As a party to the Convention, however, the United States can nominate the judges to sit on the tribunal, rendering this wildly remote possibility even more unlikely. If the United States does not ratify the Convention, it has no control over the decisions the Tribunal reaches. The Tribunal will never have power over the U.S. military, but its decisions will form precedents that will help resolve future maritime disputes. Those precedents would affect U.S. interests.
[MYTH] The Convention mandates another tribunal to adjudicate disputes.
- The Convention established the International Tribunal for the Law of the Sea. However, Parties are free to choose other methods of dispute settlement. The United States would choose two forms of arbitration rather than the Tribunal.

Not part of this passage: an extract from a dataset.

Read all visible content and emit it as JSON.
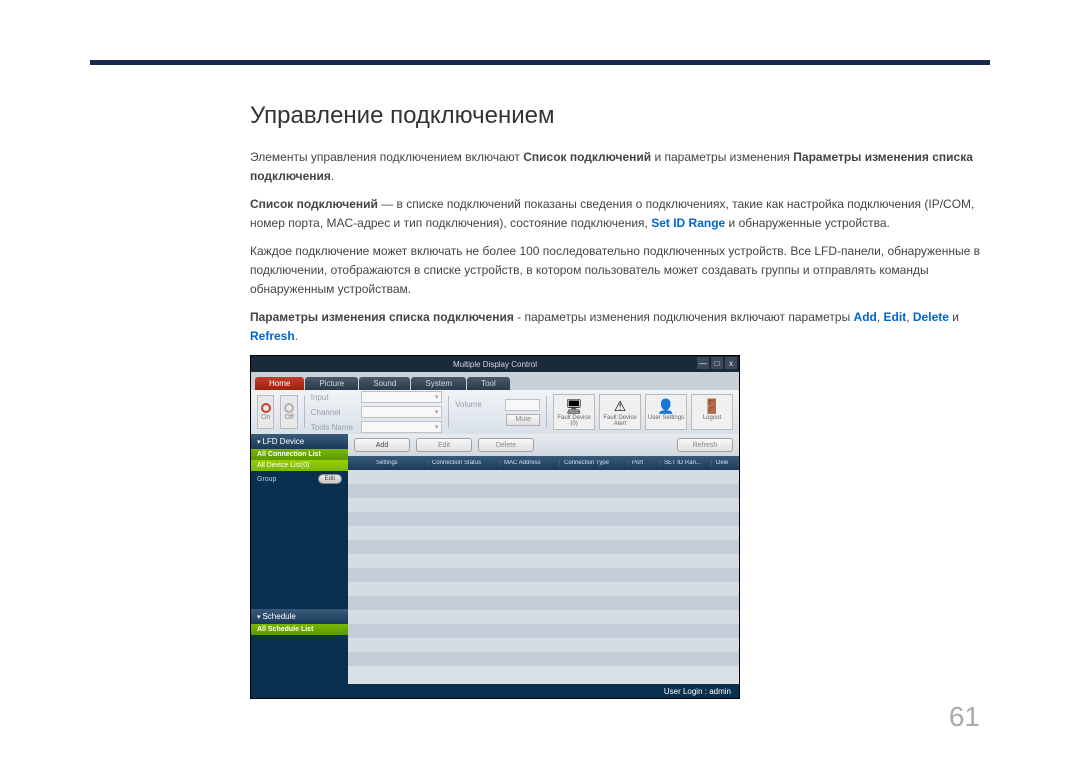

- The United States would be subject to the Sea-bed Disputes Chamber, should deep seabed mining ever take place under the regime established by the Convention. The proposed Resolution of Advice and Consent makes clear that the Sea-bed Disputes Chamber’s decisions “shall be enforceable in the territory of the United States only in accordance with procedures established by implementing legislation and that such procedures shall be subject to such legal and factual review as is constitutionally required and without precedential effect in any court of the United States.” The Chamber’s authority extends only to disputes involving the mining of minerals from the deep seabed; no other activities, including operations on the surface of the oceans, are subject to it.